1) $$6 - x \ge 0$$ , zero is allowed in the numerator, hence the use of the inequality symbol $$\ge$$.
and
2) $$x - 2 \gt 0$$ , zero is not allowed in the denominator, hence the use of the inequality symbol $$\gt$$.
The domain of the function is the intersection of the two solution sets of the two inequalities above.

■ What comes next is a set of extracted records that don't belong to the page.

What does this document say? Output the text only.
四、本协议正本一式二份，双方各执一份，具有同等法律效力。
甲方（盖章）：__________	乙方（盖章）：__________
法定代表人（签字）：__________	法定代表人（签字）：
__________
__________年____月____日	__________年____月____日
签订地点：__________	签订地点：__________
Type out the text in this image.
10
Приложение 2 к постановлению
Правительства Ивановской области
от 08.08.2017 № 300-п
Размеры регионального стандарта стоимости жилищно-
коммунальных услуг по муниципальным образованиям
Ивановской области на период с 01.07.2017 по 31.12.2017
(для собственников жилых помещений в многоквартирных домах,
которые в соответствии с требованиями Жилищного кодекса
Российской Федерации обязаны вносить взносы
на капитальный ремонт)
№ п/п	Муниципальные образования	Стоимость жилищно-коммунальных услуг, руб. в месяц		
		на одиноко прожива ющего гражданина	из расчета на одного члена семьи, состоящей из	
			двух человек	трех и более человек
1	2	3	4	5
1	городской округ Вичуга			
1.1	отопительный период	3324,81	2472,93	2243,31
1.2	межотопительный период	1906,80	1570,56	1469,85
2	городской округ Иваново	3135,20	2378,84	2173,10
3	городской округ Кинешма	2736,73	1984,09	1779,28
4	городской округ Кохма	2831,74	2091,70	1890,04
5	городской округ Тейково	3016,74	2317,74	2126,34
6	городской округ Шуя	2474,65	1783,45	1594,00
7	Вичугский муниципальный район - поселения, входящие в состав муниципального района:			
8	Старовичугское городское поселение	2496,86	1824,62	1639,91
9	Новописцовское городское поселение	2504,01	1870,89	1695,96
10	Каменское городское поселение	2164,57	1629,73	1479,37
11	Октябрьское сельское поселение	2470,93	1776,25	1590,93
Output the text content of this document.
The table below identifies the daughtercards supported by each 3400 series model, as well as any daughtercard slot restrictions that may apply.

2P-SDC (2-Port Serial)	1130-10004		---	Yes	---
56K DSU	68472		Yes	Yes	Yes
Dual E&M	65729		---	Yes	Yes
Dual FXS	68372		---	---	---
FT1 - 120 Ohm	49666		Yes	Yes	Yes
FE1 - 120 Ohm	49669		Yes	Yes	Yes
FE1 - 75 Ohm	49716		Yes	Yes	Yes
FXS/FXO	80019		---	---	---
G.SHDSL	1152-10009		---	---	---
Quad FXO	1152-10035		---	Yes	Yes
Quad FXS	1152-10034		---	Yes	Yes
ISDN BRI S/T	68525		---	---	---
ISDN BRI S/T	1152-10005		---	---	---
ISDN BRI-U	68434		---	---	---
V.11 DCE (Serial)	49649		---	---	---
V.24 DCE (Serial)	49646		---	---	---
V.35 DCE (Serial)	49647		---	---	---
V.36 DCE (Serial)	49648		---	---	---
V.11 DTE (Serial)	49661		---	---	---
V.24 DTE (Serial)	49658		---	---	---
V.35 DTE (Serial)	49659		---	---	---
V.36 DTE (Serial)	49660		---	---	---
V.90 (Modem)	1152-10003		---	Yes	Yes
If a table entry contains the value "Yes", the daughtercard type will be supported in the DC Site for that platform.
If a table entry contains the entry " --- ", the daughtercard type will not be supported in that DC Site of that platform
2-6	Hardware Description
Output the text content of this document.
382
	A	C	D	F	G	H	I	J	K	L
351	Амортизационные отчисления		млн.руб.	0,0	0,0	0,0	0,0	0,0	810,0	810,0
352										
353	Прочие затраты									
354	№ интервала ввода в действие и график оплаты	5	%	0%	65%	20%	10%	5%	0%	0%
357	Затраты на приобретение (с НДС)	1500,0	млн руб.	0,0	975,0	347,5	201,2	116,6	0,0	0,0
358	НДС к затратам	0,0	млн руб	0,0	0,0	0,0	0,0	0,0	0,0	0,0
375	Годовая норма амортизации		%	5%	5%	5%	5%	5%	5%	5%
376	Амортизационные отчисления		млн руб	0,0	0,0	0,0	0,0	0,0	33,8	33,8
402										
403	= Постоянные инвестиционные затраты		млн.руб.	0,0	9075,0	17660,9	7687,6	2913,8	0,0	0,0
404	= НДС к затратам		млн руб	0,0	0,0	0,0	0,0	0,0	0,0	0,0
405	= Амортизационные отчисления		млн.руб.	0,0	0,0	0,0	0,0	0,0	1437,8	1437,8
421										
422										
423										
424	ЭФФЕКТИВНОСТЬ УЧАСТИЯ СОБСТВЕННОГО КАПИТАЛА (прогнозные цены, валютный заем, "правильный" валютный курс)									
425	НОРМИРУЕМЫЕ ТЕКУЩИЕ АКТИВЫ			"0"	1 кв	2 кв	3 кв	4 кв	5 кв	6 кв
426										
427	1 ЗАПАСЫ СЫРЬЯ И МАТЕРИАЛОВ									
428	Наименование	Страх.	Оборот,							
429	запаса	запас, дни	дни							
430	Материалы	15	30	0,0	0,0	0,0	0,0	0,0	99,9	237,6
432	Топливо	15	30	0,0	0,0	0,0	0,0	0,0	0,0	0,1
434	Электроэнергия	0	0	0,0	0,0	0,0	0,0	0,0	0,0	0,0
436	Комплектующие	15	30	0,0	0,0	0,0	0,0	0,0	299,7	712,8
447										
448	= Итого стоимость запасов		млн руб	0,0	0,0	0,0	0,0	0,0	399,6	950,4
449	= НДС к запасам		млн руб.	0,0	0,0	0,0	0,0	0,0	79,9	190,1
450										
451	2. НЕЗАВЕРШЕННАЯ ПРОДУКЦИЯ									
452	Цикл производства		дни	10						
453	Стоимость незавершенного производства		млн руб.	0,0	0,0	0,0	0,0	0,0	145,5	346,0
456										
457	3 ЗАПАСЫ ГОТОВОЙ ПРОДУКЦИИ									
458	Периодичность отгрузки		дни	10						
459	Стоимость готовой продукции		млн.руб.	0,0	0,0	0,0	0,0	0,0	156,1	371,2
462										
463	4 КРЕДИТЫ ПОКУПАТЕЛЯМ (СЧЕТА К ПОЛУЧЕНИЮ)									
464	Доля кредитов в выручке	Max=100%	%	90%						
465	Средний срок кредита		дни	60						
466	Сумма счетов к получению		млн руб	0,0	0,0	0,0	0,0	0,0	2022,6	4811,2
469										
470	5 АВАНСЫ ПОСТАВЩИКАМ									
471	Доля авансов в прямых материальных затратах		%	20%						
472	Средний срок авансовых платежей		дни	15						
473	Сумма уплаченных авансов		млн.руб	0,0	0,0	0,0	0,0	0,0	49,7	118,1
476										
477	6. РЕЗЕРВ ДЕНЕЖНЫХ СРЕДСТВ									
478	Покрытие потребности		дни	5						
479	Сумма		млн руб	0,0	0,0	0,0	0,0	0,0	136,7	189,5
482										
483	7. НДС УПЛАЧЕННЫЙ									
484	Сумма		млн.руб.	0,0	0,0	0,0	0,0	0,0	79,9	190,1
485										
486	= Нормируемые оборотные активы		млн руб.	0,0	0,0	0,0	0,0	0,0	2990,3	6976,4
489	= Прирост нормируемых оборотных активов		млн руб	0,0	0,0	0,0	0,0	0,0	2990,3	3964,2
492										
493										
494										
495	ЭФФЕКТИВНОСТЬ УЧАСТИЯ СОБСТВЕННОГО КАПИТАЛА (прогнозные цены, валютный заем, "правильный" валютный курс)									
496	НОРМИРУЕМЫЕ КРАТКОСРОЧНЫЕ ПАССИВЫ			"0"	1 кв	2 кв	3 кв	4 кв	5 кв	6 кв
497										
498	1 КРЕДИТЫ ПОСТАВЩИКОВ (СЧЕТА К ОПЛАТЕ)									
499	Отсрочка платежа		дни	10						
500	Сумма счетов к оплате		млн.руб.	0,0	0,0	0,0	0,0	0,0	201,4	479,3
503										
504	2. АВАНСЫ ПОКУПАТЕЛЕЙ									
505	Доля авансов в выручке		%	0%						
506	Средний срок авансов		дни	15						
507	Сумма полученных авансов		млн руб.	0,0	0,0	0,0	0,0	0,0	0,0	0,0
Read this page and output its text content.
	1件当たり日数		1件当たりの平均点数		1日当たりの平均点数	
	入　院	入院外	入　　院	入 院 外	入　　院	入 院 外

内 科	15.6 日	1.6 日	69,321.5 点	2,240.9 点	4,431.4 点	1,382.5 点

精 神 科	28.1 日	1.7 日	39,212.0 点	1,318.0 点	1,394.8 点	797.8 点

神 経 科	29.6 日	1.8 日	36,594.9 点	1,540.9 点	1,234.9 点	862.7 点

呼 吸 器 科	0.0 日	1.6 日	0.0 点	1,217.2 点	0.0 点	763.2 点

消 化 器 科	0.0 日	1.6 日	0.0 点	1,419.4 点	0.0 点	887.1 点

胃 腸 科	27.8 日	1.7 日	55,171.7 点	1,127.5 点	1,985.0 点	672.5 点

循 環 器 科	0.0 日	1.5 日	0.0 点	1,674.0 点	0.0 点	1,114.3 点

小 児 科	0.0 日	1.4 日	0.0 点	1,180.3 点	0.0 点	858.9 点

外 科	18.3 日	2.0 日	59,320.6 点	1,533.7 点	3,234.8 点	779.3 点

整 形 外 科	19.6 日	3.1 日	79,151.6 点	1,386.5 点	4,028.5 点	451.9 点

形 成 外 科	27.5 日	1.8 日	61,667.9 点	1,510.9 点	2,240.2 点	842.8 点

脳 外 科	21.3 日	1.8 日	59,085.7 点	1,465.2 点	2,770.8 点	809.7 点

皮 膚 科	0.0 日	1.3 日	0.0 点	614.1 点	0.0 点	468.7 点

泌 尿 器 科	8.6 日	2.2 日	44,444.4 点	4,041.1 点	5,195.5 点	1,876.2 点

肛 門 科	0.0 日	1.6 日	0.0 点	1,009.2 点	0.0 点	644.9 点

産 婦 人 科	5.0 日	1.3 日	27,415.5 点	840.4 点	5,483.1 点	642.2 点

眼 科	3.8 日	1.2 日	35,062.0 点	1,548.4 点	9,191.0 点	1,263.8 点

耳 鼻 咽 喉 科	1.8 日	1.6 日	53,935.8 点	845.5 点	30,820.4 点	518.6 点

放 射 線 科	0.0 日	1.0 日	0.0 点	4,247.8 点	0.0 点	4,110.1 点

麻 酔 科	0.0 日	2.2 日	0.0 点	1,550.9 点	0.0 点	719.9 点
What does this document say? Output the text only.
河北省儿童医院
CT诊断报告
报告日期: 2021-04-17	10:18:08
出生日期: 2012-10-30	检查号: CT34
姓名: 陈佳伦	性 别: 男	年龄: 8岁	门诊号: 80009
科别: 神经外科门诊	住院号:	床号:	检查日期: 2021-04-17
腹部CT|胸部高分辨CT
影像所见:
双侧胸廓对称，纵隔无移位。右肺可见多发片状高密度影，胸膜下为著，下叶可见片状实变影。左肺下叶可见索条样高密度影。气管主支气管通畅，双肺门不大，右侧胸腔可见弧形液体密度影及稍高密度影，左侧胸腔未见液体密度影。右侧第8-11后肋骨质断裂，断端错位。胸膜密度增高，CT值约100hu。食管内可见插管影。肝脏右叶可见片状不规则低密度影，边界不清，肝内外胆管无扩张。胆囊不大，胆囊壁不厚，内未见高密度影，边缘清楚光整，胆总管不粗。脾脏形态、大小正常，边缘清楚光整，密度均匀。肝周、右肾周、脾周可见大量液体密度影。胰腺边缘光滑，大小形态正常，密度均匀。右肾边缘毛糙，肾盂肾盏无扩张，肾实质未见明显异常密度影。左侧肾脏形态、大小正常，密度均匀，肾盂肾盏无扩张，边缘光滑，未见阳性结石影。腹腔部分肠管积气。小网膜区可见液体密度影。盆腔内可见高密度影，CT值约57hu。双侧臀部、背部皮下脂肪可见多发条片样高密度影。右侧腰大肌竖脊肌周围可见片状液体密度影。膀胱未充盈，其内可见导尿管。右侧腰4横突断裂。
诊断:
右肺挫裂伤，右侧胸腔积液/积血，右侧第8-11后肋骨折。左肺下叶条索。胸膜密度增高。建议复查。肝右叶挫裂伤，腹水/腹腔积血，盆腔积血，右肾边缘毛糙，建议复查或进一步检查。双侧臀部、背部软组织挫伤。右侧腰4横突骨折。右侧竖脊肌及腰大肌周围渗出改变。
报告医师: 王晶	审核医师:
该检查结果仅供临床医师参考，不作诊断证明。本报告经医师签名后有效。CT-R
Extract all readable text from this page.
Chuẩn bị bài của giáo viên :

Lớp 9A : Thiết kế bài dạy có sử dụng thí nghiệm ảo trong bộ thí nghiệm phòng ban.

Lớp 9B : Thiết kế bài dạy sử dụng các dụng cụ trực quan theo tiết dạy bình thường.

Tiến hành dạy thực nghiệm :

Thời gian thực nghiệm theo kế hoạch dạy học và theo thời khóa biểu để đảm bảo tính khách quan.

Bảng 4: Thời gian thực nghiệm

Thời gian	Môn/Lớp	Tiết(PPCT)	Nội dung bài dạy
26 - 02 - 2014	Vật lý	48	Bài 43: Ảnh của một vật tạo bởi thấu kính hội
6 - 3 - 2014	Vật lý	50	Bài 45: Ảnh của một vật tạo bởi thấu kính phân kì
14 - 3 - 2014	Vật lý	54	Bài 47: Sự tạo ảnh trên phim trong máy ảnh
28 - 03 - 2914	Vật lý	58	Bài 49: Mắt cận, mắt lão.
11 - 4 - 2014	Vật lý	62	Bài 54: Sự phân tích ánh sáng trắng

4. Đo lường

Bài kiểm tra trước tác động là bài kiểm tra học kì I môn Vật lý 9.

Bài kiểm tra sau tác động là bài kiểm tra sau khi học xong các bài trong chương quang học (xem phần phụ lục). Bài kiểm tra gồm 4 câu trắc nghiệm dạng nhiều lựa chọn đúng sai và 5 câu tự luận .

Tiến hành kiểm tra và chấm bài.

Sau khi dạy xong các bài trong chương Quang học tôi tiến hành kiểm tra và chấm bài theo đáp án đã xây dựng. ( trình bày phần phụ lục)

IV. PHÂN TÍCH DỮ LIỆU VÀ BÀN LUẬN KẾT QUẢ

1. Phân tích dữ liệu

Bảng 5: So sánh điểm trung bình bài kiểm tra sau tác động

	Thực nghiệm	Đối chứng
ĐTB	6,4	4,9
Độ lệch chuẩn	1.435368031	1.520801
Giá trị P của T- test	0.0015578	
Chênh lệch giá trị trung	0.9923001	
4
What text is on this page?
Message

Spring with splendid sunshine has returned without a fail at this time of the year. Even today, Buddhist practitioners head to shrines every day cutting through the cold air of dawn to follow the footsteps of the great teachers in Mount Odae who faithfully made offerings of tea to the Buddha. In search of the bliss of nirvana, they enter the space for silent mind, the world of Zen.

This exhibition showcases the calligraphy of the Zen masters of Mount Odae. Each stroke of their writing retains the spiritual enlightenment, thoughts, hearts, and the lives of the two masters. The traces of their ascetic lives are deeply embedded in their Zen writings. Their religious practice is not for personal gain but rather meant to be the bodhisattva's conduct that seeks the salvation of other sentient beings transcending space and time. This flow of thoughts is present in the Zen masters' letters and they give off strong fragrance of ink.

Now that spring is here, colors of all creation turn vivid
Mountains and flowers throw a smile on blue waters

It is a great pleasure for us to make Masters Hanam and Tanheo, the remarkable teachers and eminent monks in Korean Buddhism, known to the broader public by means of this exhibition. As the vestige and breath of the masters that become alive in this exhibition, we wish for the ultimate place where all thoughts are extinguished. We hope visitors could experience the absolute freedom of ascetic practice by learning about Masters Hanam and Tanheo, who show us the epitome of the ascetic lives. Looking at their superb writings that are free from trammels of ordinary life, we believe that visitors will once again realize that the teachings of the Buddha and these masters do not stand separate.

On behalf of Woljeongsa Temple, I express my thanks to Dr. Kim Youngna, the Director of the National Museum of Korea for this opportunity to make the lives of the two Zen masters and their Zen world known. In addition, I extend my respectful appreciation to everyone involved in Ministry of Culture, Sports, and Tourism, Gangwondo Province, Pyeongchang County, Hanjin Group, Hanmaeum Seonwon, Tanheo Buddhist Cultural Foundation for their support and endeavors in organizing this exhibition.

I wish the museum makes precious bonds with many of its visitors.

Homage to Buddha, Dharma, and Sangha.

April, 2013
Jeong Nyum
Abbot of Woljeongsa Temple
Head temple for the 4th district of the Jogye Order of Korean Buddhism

$$x \le 6$$ and $$x \gt 2$$
The intersection of the two solution sets above is given by the interval.
$$(2 , 6]$$
The graph of $$f$$ is as shown below and we may easily check the domain found above. Note x = 2 is not the domain because the division by zero is not allowed.

Example 8
Find the domain of the function $$f(x) = \sqrt{x^2 - 4}$$.
Solution
The given function takes real values if
$$x^2 - 4 \ge 0$$ which can also be written $$(x - 2)(x + 2) \ge 0$$
The solution set to the above quadratic inequality is given by the interval
$$(-\infty , -2] \cup [2 , \infty)$$
The graph of $$f$$ is as shown below and we may easily check the domain found above.

Example 9
Find the domain of the function $$f(x) = \sqrt{4 - x^2}$$.
Solution
The given function takes real values if
$$4 - x^2 \ge 0$$ which can also be written as $$(2 - x)(2 + x) \ge 0$$
The solution set to the above quadratic inequality is given by the interval
$$[2 , 2]$$
The graph of $$f$$ is as shown below and we may easily check the domain found above.